I don’t know what kind of segment structure you are using for the real-mode code, but note that this will assemble only if the default address size for the current segment is 16 bits.

Note also that the offset address is encoded as an absolute value rather than a displacement (a relative address). To make this work, you need to ensure that the segment base specified in the code segment descriptor matches the segment base for the segment of the jump instruction, or you need to adjust the offset address to compensate for the difference in the bases.

In my previous post read “load the CS descriptor cache” as “load the code selector into CS”. Loading the code selector into CS will cause the processor to load the CS descriptor cache, but your code is just loading the selector into CS.

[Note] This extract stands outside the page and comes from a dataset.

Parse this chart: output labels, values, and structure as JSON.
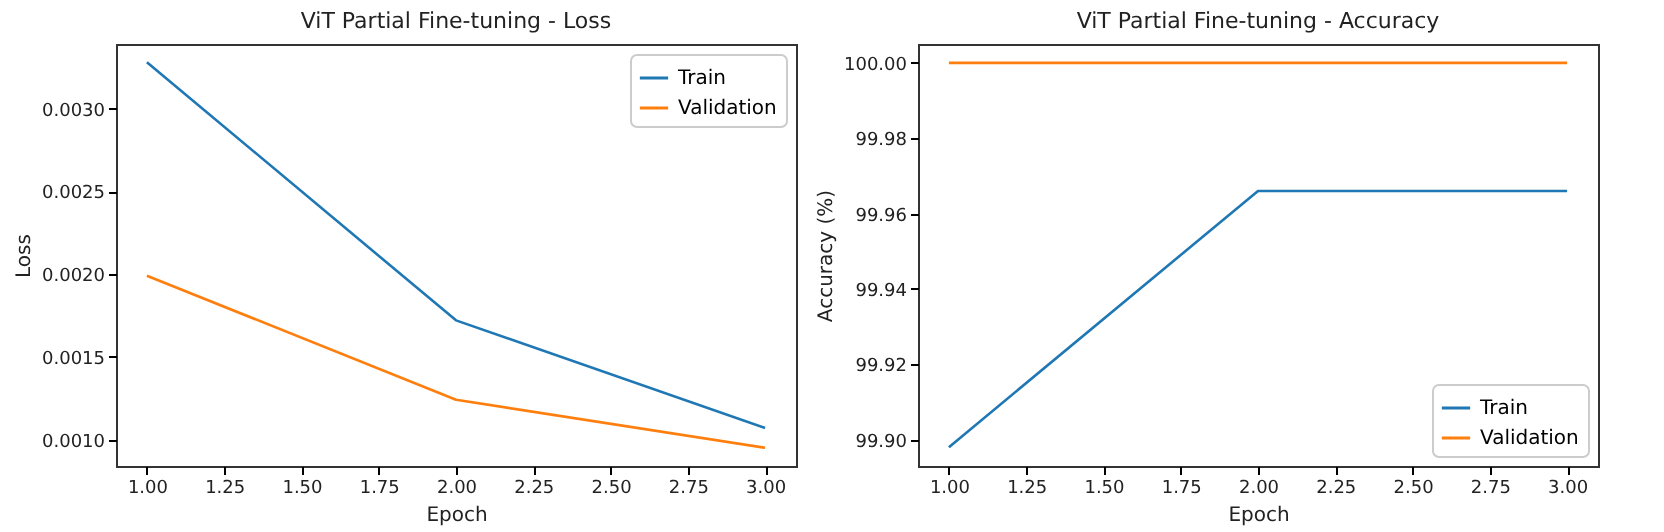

If your protected mode code uses data, you will need to load a valid selector into DS. If your protected mode code uses the stack, you will need to load a valid selector into SS and set ESP to a useable value.

If you get everything right, then you program should be able to execute in protected mode. But once you are in protected mode you will not be able to call the BIOS functions, so to display anything (without complex code) you will need to write it directly to the display buffer. If your data segment overlaps the display buffer, you could calculate the necessary offset addresses from the segment base and the absolute address of the display buffer. But it would probably be easier to create a segment descriptor for the display buffer (with the base set to B8000h), load the corresponding selector into ES, and access the display buffer using an ES segment override and the normal offset addresses.

Agner Fog has some test programs that switch to protected mode, perform the tests, and then switch back to real mode. You may be able to learn something useful by studying the source.